The specific value of BDT and ADT to HF natural disease progression are unclear and hard to quantify at present. Whether digoxin added cost savings and reduced mortality and hospitalization is also speculative at this time. Other issues may affect the HF natural survival history thereby reducing the extrapolated survival benefits attributed to the BDT such as the following: (i) the contribution of renal failure, respiratory disease, anemia, cognitive impairment, falls and urinary incontinence118; (ii) the ‘real world’ acute HF exacerbations and re-admissions mortality of 8.2% that is independent of age, BP and creatinine levels119, 120; (iii) the 9.6% mortality and 19.4% re-hospitalization for CV causes at 90 days of HF admission121; (iv) the transition from preserved EF to reduced EF or a mixture of both122; (v) the higher cost of different HF diagnostic and management options123; (vi) the inability or poor utilization of HF biomarkers due to cost124; (vii) the adaptation of HF clinical pathways125; (viii) the presence of psycho-socioeconomic factors that are independent of HF development and leads to adverse outcomes126, (ix) the interactions between multiple drugs which affects acceptance and compliance127, and (x) family education at home to enhance patient self-care, boost dietary and treatment adherence182.

These undetermined and still unrecognized factors impact on the natural HF history and were not analyzed in this paper.
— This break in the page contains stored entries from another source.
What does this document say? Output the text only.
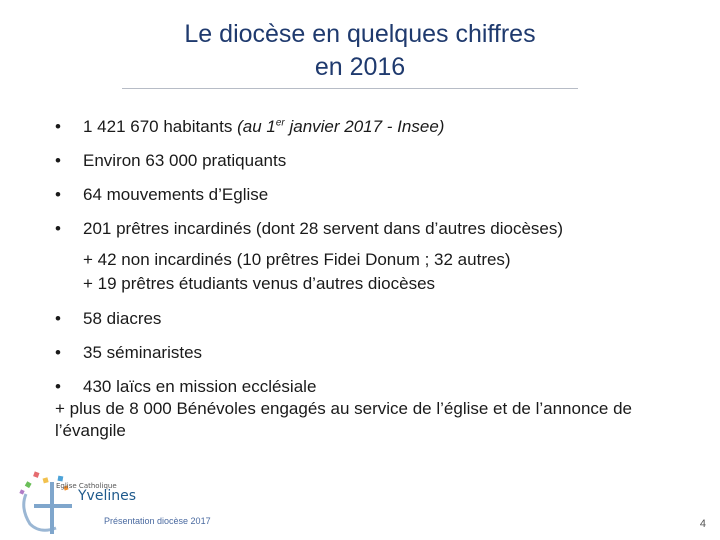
Le diocèse en quelques chiffres
en 2016
•	1 421 670 habitants (au 1er janvier 2017 - Insee)
•	Environ 63 000 pratiquants
•	64 mouvements d’Eglise
•	201 prêtres incardinés (dont 28 servent dans d’autres diocèses)
+ 42 non incardinés (10 prêtres Fidei Donum ; 32 autres)
+ 19 prêtres étudiants venus d’autres diocèses
•	58 diacres
•	35 séminaristes
•	430 laïcs en mission ecclésiale
+ plus de 8 000 Bénévoles engagés au service de l’église et de l’annonce de l’évangile
Eglise Catholique
Yvelines
Présentation diocèse 2017	4
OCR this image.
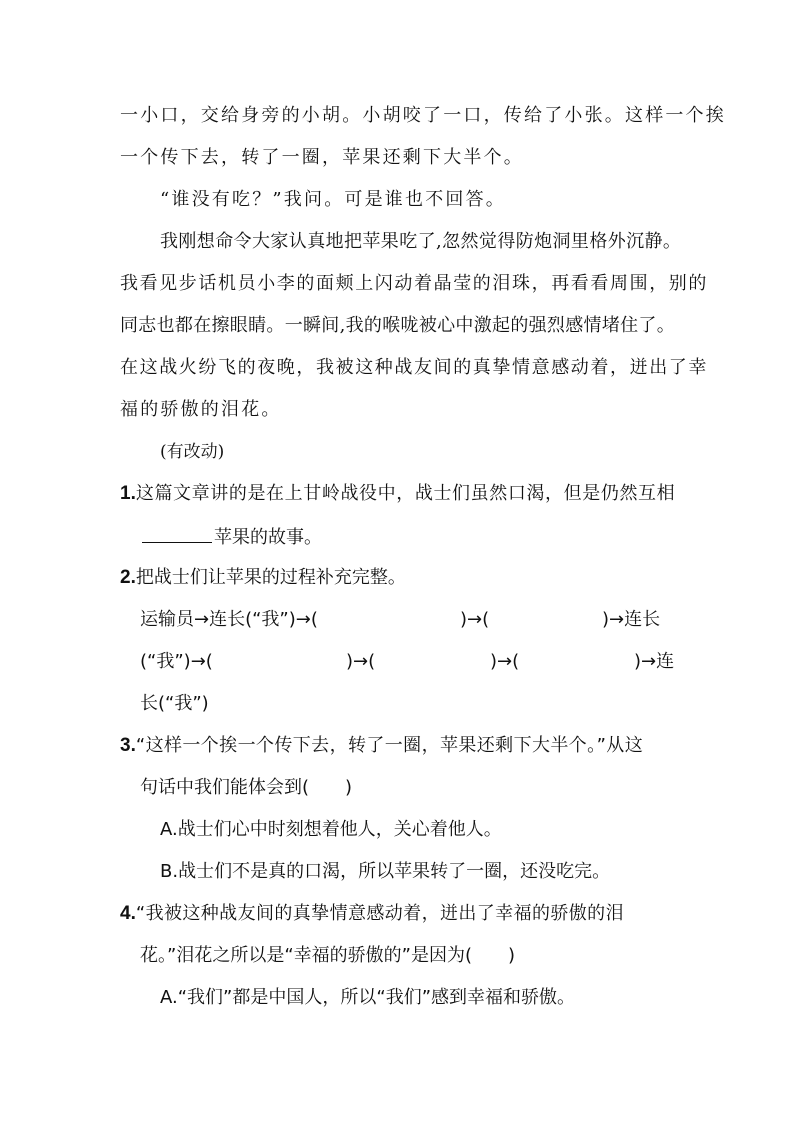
一小口，交给身旁的小胡。小胡咬了一口，传给了小张。这样一个挨
一个传下去，转了一圈，苹果还剩下大半个。
“谁没有吃？”我问。可是谁也不回答。
我刚想命令大家认真地把苹果吃了,忽然觉得防炮洞里格外沉静。
我看见步话机员小李的面颊上闪动着晶莹的泪珠，再看看周围，别的
同志也都在擦眼睛。一瞬间,我的喉咙被心中激起的强烈感情堵住了。
在这战火纷飞的夜晚，我被这种战友间的真挚情意感动着，迸出了幸
福的骄傲的泪花。
(有改动)
1.这篇文章讲的是在上甘岭战役中，战士们虽然口渴，但是仍然互相
苹果的故事。
2.把战士们让苹果的过程补充完整。
运输员→连长(“我”)→(	)→(	)→连长
(“我”)→(	)→(	)→(	)→连
长(“我”)
3.“这样一个挨一个传下去，转了一圈，苹果还剩下大半个。”从这
句话中我们能体会到(　　)
A.战士们心中时刻想着他人，关心着他人。
B.战士们不是真的口渴，所以苹果转了一圈，还没吃完。
4.“我被这种战友间的真挚情意感动着，迸出了幸福的骄傲的泪
花。”泪花之所以是“幸福的骄傲的”是因为(　　)
A.“我们”都是中国人，所以“我们”感到幸福和骄傲。
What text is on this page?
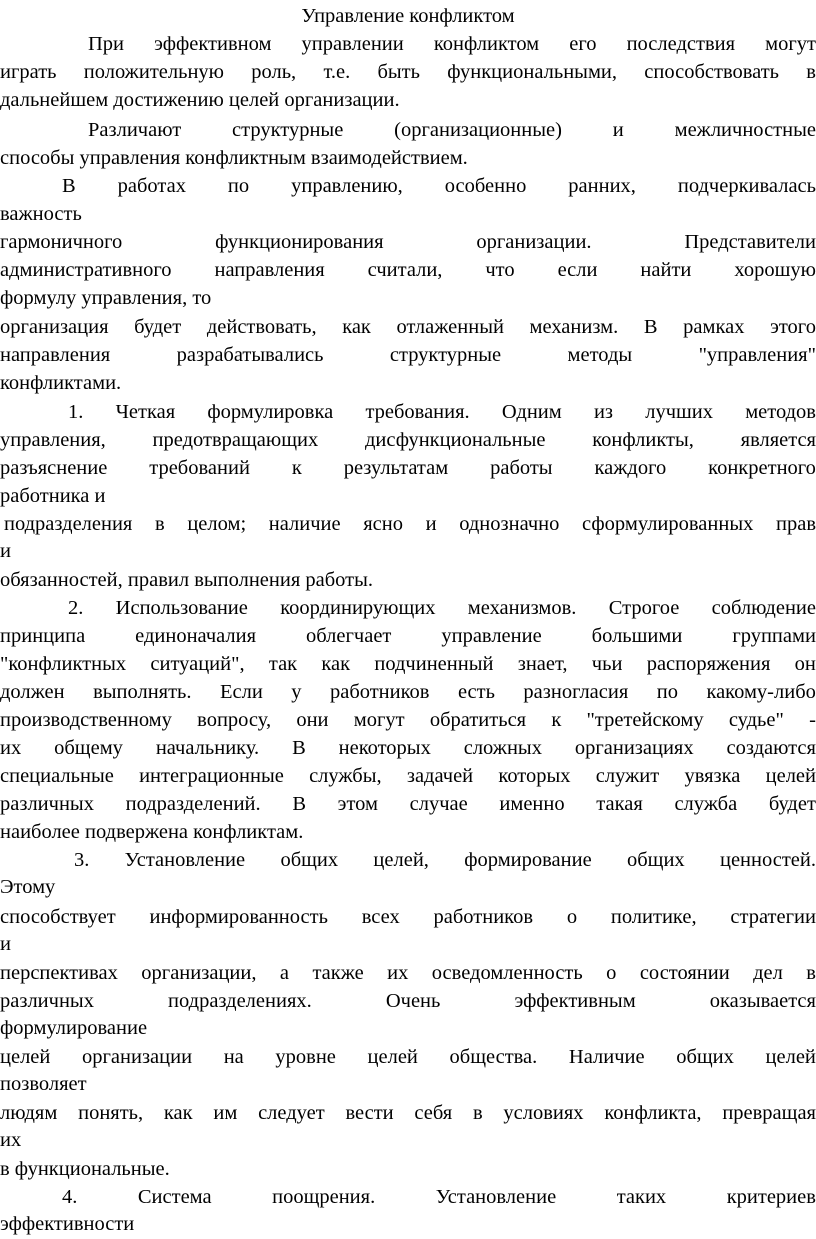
Управление конфликтом
При эффективном управлении конфликтом его последствия могут
играть положительную роль, т.е. быть функциональными, способствовать в
дальнейшем достижению целей организации.
Различают структурные (организационные) и межличностные
способы управления конфликтным взаимодействием.
В работах по управлению, особенно ранних, подчеркивалась
важность
гармоничного	функционирования	организации.	Представители
административного направления считали, что если найти хорошую
формулу управления, то
организация будет действовать, как отлаженный механизм. В рамках этого
направления	разрабатывались	структурные	методы	"управления"
конфликтами.
1. Четкая формулировка требования. Одним из лучших методов
управления, предотвращающих дисфункциональные конфликты, является
разъяснение требований к результатам работы каждого конкретного
работника и
подразделения в целом; наличие ясно и однозначно сформулированных прав
и
обязанностей, правил выполнения работы.
2. Использование координирующих механизмов. Строгое соблюдение
принципа единоначалия облегчает управление большими группами
"конфликтных ситуаций", так как подчиненный знает, чьи распоряжения он
должен выполнять. Если у работников есть разногласия по какому-либо
производственному вопросу, они могут обратиться к "третейскому судье" -
их общему начальнику. В некоторых сложных организациях создаются
специальные интеграционные службы, задачей которых служит увязка целей
различных подразделений. В этом случае именно такая служба будет
наиболее подвержена конфликтам.
3. Установление общих целей, формирование общих ценностей.
Этому
способствует информированность всех работников о политике, стратегии
и
перспективах организации, а также их осведомленность о состоянии дел в
различных	подразделениях.	Очень	эффективным	оказывается
формулирование
целей организации на уровне целей общества. Наличие общих целей
позволяет
людям понять, как им следует вести себя в условиях конфликта, превращая
их
в функциональные.
4.	Система	поощрения.	Установление	таких	критериев
эффективности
Whether digoxin added cost savings and reduced mortality and hospitalizations can translate into substantial changes in the survival benefit attributable to baseline therapy is also speculative at this time.

Conclusion

The contribution of baseline HF drug therapy (BDT) is relevant in terms of the survival and hospitalization-free event rates compared to the HF class 1-A guidelines recommendations (IDT). Further, the proposed initial HF drug (‘end’) therapy (IDT) has possible synergistic effects to the baseline HF drug (‘start’) therapy (BDT) and is essentially the add on HF drug therapy (ADT) in our analysis. The polypharmacy HF treatment is a synergistic effect due to BDT and ADT.